It’s been a while since I wrote anything to the blog, and it’s partially because life has been going real fast that I haven’t had time to really think about jotting down my thoughts. I’ve been chasing a pineapple-pizza-eating, hot-chocolate-drinking someone so that’s another excuse :-).

Some habits die hard, and I always think about writing another blog, to learn something new and really remember it.

This time, it’ll be about reinforcement learning! It’s been a topic at the top of my head, one of those “magical” things that aren’t really so special once you look at it closely. I’ll be closely following the book: “Reinforcement Learning: An Introduction” by R.S.Sutton and Andrew Barto.

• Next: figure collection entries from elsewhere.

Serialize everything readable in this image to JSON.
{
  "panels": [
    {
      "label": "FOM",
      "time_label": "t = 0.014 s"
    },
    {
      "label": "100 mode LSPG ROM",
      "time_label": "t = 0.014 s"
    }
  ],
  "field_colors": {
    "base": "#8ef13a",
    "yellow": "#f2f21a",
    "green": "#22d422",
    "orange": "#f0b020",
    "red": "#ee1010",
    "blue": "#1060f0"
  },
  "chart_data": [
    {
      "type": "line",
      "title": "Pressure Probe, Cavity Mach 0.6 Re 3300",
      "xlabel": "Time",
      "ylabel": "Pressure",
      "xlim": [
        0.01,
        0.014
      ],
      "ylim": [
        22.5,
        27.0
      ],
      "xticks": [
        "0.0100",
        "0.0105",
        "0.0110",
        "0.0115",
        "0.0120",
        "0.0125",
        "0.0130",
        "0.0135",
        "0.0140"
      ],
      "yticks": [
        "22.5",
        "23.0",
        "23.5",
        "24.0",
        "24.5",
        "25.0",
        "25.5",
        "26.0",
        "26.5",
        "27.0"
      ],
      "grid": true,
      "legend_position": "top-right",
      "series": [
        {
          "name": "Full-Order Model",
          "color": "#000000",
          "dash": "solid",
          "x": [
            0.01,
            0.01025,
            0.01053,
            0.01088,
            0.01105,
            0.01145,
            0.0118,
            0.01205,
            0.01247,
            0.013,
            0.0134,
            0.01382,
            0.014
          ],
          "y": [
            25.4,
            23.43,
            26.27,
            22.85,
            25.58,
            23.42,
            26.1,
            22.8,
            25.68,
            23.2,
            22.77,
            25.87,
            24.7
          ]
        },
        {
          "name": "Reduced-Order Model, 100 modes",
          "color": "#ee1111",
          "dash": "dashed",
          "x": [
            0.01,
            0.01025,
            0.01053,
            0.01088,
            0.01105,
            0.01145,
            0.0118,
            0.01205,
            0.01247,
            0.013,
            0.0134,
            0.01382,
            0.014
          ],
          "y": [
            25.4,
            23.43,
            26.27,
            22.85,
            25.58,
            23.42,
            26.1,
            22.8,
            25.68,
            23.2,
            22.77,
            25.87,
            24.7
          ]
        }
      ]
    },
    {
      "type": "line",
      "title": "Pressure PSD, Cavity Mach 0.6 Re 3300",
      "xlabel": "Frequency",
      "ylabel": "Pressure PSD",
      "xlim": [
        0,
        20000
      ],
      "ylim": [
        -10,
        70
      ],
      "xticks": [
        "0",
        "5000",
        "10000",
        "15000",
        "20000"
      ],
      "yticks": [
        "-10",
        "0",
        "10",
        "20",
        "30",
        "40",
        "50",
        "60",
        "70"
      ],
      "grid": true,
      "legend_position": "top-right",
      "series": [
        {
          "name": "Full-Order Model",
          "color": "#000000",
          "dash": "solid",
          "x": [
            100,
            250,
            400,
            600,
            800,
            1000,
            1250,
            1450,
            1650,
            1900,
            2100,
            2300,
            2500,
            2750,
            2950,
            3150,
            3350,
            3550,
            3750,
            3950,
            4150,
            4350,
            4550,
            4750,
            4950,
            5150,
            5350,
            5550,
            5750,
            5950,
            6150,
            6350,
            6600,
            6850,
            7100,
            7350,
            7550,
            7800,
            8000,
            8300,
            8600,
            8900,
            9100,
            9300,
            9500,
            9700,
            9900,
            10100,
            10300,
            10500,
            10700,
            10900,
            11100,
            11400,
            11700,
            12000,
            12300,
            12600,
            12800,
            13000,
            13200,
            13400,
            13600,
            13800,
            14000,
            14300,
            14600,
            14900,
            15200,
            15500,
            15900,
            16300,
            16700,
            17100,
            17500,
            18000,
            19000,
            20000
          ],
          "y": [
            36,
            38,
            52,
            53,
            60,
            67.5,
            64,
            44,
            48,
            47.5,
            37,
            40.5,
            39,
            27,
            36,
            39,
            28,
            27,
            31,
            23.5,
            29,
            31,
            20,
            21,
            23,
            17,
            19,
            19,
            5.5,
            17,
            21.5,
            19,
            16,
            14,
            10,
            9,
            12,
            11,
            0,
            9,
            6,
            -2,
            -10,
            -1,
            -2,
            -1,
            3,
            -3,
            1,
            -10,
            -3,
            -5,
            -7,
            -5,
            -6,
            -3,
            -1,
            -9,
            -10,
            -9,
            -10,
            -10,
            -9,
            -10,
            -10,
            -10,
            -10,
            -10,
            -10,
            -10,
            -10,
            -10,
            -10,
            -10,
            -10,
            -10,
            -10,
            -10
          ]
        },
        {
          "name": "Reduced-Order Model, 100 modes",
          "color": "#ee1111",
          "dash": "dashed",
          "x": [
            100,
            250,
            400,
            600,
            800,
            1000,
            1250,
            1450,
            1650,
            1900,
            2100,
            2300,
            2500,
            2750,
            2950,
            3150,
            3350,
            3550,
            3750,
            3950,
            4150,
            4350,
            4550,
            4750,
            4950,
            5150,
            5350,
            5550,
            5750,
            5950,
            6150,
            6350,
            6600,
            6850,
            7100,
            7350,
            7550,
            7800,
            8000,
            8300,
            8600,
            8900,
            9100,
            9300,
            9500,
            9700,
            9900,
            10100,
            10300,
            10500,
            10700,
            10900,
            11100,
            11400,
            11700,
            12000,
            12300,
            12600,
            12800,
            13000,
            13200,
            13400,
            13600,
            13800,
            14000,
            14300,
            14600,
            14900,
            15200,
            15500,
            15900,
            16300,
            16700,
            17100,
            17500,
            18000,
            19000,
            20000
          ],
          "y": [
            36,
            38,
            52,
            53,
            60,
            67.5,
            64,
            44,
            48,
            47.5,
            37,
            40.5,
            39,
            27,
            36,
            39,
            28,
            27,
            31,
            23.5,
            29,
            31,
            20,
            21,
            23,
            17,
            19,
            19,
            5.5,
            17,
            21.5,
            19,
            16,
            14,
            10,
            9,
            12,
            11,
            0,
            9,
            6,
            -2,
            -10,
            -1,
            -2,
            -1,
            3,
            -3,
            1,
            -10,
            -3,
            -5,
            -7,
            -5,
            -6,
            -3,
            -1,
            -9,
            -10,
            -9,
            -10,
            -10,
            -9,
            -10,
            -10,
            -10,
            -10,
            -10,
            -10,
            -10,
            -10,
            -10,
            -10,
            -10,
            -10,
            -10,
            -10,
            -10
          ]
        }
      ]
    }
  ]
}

As with all “introduction to” books, this book runs the whole gamut, and is totally not just an introduction.

We will tackle this from the most simple models and get more complex from there. I’ve been wanting to learn more about the following(in increasing difficulty):

Tabular Solution Methods

This is more of the discrete domain space, faster solve, less gradient descent-y, less convex optimization type algorithms:

  1. Multi-armed Bandit Problems
  2. Finite MDP (Have some background on this, but review’s nice)
  3. DP methods (Have some introductory background on this)
  4. Monte Carlo Methods (Sounds fun!)
  5. Temporal-Difference Learning (Never heard of it)
  6. n-step Bootstrapping (eh, bootstrapping is in every book)

Approxixmate Solution Methods

This is more of the “sexy”, gradient-based, eigenvalue, continuous domain, more convex(or even non-convex) optimization type algorithms:

  1. On-policy prediction (SGD/linear methods/kernels/ANN’s)
  2. Off-policy prediction (No idea what this is)
  3. Elligibility Traces (No idea what this is)
  4. Policy gradient (very fancy, new, sexy formulation of an old method)

And if we’re feeling frisky:


  1. General value functions
  2. Designing reward signals
  3. AlphaGo

Expect to be seeing more soon! Whoever is reading this should keep me accountable. I’ll try to get one thing done every one or two weeks.

In the end, I’ll try my best to write some basic library like last time, but this time for RL.